I am receiving the below error:

ERROR:root:query failed: select distinct timestamp from db.table where  timestamp > '2024-07-29' 
 with exception:
[Errno 22] Invalid argument
Traceback (most recent call last):
  File "C:\Users\user\anaconda3\lib\site-packages\clickhouse_connect\driver\client.py", line 193, in query
    return self._query_with_context(query_context)
  File "C:\Users\user\anaconda3\lib\site-packages\clickhouse_connect\driver\httpclient.py", line 222, in _query_with_context
    query_result = self._transform.parse_response(byte_source, context)
  File "C:\Users\user\anaconda3\lib\site-packages\clickhouse_connect\driver\transform.py", line 68, in parse_response
    first_block = get_block()
  File "C:\Users\user\anaconda3\lib\site-packages\clickhouse_connect\driver\transform.py", line 50, in get_block
    column = col_type.read_column(source, num_rows, context)
  File "C:\Users\user\anaconda3\lib\site-packages\clickhouse_connect\datatypes\base.py", line 143, in read_column
    return self.read_column_data(source, num_rows, ctx)
  File "C:\Users\user\anaconda3\lib\site-packages\clickhouse_connect\datatypes\base.py", line 158, in read_column_data
    column = self._read_column_binary(source, num_rows, ctx)
  File "C:\Users\user\anaconda3\lib\site-packages\clickhouse_connect\datatypes\temporal.py", line 179, in _read_column_binary
    return self._read_binary_tz(column, active_tz)
  File "C:\Users\user\anaconda3\lib\site-packages\clickhouse_connect\datatypes\temporal.py", line 189, in _read_binary_tz
    dt_sec = dt_from(seconds, tz_info)
OSError: [Errno 22] Invalid argument

Note that running the exact same query from the CH client directly works fine. Note: the min timestamp in that table is: 1970-01-01 01:00:00.000000 and the max timestamp: 2299-12-31 23:43:20.000000. I have found out that deleting the rows where timestamp = max_timestamp fixed the issue.

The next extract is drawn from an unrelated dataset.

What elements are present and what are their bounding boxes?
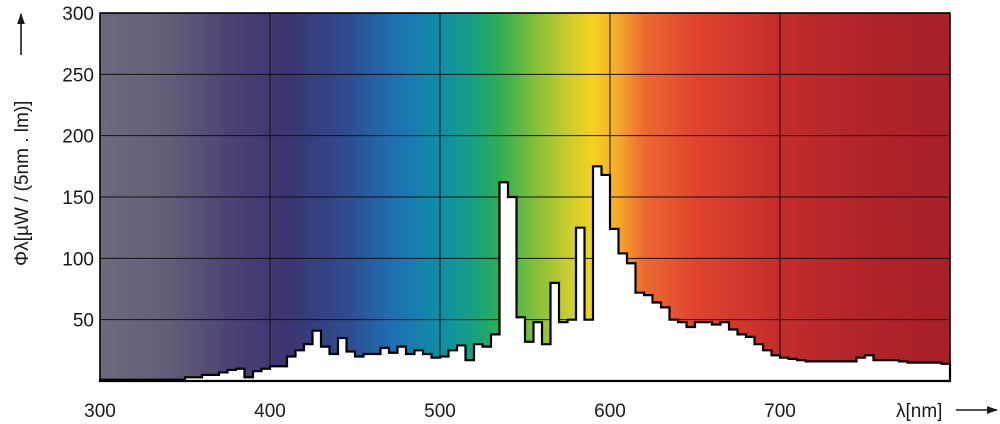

To Reproduce I am really just creating a client and running the select query: select distinct timestamp from db.table where timestamp > '2024-07-29'

Expected behavior I am expecting the query to get the timestamps without any error.

Versions

genzgd commented 3 months ago

What timezone is your ClickHouse server using? And what is your local client timezone?

genzgd commented 3 months ago

I ask because you can only get to that code if there are timezones involved. I cannot reproduce the problem locally. Also there has been work in clickhouse-connect around timezones since the 0.7.0 release, so it might help if you upgrade to the latest version.

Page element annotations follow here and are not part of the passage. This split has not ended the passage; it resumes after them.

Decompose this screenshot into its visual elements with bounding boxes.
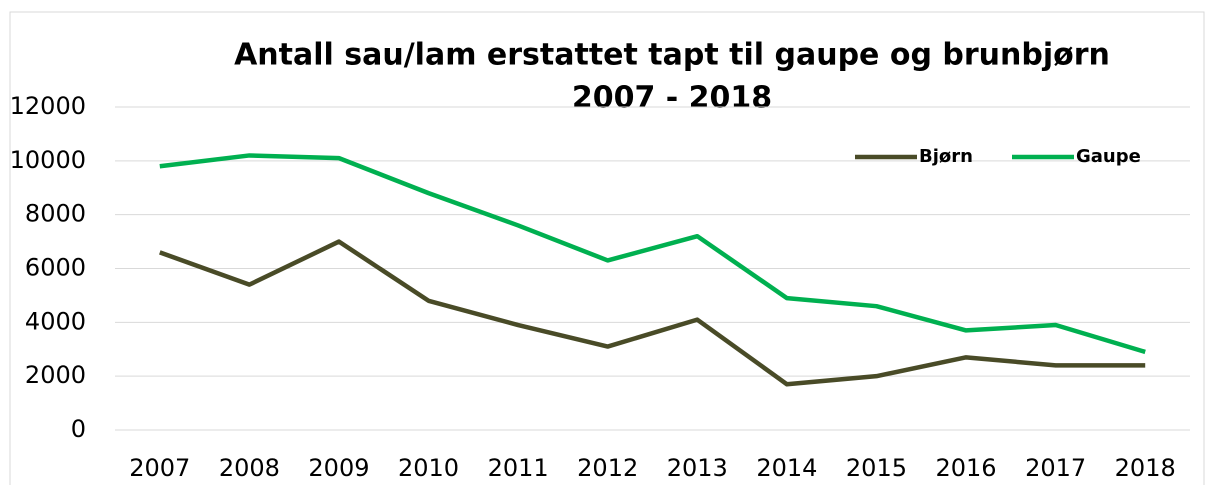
- chart-frame: [9, 11, 1205, 485]
- series-line: [159, 239, 1146, 387]
- x-tick-label: 2010: [398, 454, 459, 482]
- x-tick-label: 2016: [936, 454, 997, 482]
- x-tick-label: 2009: [308, 454, 369, 482]
- x-tick-label: 2014: [756, 454, 817, 482]
- x-tick-label: 2015: [846, 454, 907, 482]
- y-tick-label: 0: [71, 415, 86, 443]
- y-tick-label: 12000: [10, 92, 86, 120]
- series-line: [159, 153, 1146, 355]
- x-tick-label: 2007: [129, 454, 190, 482]
- x-tick-label: 2017: [1025, 454, 1086, 482]
- x-tick-label: 2012: [577, 454, 638, 482]
- legend-label: Gaupe: [1076, 146, 1141, 167]
- x-tick-label: 2018: [1115, 454, 1176, 482]
- legend-label: Bjørn: [919, 146, 973, 167]
- y-tick-label: 2000: [25, 361, 86, 389]
- y-tick-label: 6000: [25, 254, 86, 282]
- y-tick-label: 10000: [10, 146, 86, 174]
- x-tick-label: 2008: [219, 454, 280, 482]
- y-tick-label: 8000: [25, 200, 86, 228]
- x-tick-label: 2013: [667, 454, 728, 482]
- y-tick-label: 4000: [25, 307, 86, 335]
- chart-title: Antall sau/lam erstattet tapt til gaupe …: [234, 38, 1110, 73]
- x-tick-label: 2011: [488, 454, 549, 482]
- chart-title: 2007 - 2018: [572, 81, 772, 116]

IlluvatarEru commented 3 months ago

What timezone is your ClickHouse server using? And what is your local client timezone?

Getting the below from the CH cli (connecting without any tz adjustments):

SELECT
    now() AS server_timestamp,
    timezone() AS server_timezone

returns 2024-08-02 07:25:59 │ Europe/Berlin

and am located in BST time. (NB: getting the same when running using the python clickhouse-connect)

genzgd commented 3 months ago

Are you running on Windows? It seems possible you're running into this bug? https://github.com/python/cpython/issues/94414#issuecomment-1478714464

IlluvatarEru commented 3 months ago

Are you running on Windows? It seems possible you're running into this bug? python/cpython#94414 (comment)

Well spotted, that must be it, was trying to run those from Windows indeed, that would also explain why it does not break in production on linux. Closing the issue.